Design and fabrication of a low-cost wireless camera imaging system for centrifugal microfluidics.

作者信息

Regan Brian, Kinahan David, Daly Philip, O'Kennedy Richard, Collins David

机构信息

School of Biotechnology, Dublin City University, Dublin 9, Ireland.

School of Mechanical Engineering, Dublin City University, Dublin 9, Ireland.

出版信息

HardwareX. 2022 Jan 8;11:e00259. doi: 10.1016/j.ohx.2022.e00259. eCollection 2022 Apr.

DOI:10.1016/j.ohx.2022.e00259
PMID:35509901
原文链接:https://pmc.ncbi.nlm.nih.gov/articles/PMC9058586/
Abstract

Centrifugal microfluidic devices offer a robust method for low-volume fluid handling by combining low-cost instrumentation with highly integrated automation. Crucial to the efficacy of Lab-on-a-Disc (LoaD) device operation is the selection of robust valving technology, the design of on-disc fluidic structures, and accurate control of disc spin-speeds (centrifugal force) during operation. The design and refinement of fluidic and valving structures is often guided by inspecting disc operation using high-speed camera systems. This approach involves synchronising image acquisition with disc rotation to visualise liquid flow through a series of images often presented in a video format. Depending on the decisions taken, such systems can cost from €4,000 upwards.
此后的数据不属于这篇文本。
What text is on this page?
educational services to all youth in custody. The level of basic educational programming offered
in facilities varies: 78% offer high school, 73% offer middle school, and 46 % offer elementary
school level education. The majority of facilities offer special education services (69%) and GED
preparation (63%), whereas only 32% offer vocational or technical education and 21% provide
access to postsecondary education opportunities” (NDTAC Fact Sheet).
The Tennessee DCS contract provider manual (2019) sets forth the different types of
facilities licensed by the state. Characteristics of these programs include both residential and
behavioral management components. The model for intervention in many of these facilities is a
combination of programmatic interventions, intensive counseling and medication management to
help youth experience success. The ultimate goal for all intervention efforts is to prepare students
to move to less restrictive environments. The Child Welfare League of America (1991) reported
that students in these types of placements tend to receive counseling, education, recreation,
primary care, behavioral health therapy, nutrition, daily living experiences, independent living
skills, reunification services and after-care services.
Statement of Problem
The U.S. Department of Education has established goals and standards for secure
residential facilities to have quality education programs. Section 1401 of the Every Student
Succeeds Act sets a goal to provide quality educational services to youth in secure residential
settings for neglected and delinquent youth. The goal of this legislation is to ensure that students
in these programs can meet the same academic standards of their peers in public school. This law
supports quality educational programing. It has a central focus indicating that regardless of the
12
This paper outlines the development of a low-cost centrifugal test-stand with an integrated imaging system using a generic wireless camera to record videos directly to a smartphone device. This imaging system can be fabricated using only 3D printers and a low-cost CNC milling machine from widely available materials for approximately €350. High-fidelity imaging of the entire disc for flow visualisation and the recording of real-time colour intensity measurements are facilitated by this standalone device. A vibration analysis study has been performed to determine the rotational velocity range at which the system can be safely operated. Furthermore, the efficacy of the imaging system has been demonstrated by performing real-time colour intensity measurements of dyed water dilutions.

摘要

离心微流控设备通过将低成本仪器与高度集成的自动化相结合,提供了一种用于小体积流体处理的强大方法。对于盘式实验室(LoaD)设备的有效运行而言,关键在于选择可靠的阀控技术、盘上流体结构的设计以及操作过程中对盘旋转速度(离心力)的精确控制。流体和阀控结构的设计与优化通常通过使用高速相机系统检查盘的运行情况来指导。这种方法涉及将图像采集与盘的旋转同步,以通过一系列通常以视频格式呈现的图像来可视化液体流动。根据所做的决策,此类系统的成本可能从4000欧元起。本文概述了一种低成本离心试验台的开发,该试验台配备了一个集成成像系统,使用普通无线摄像头直接将视频记录到智能手机设备上。这种成像系统仅使用3D打印机和低成本的数控铣床,用广泛可得的材料制造,成本约为350欧元。这种独立设备便于对整个盘进行高保真成像以实现流动可视化,并记录实时颜色强度测量值。已经进行了振动分析研究,以确定系统能够安全运行的转速范围。此外,通过对染色水稀释液进行实时颜色强度测量,证明了成像系统的有效性。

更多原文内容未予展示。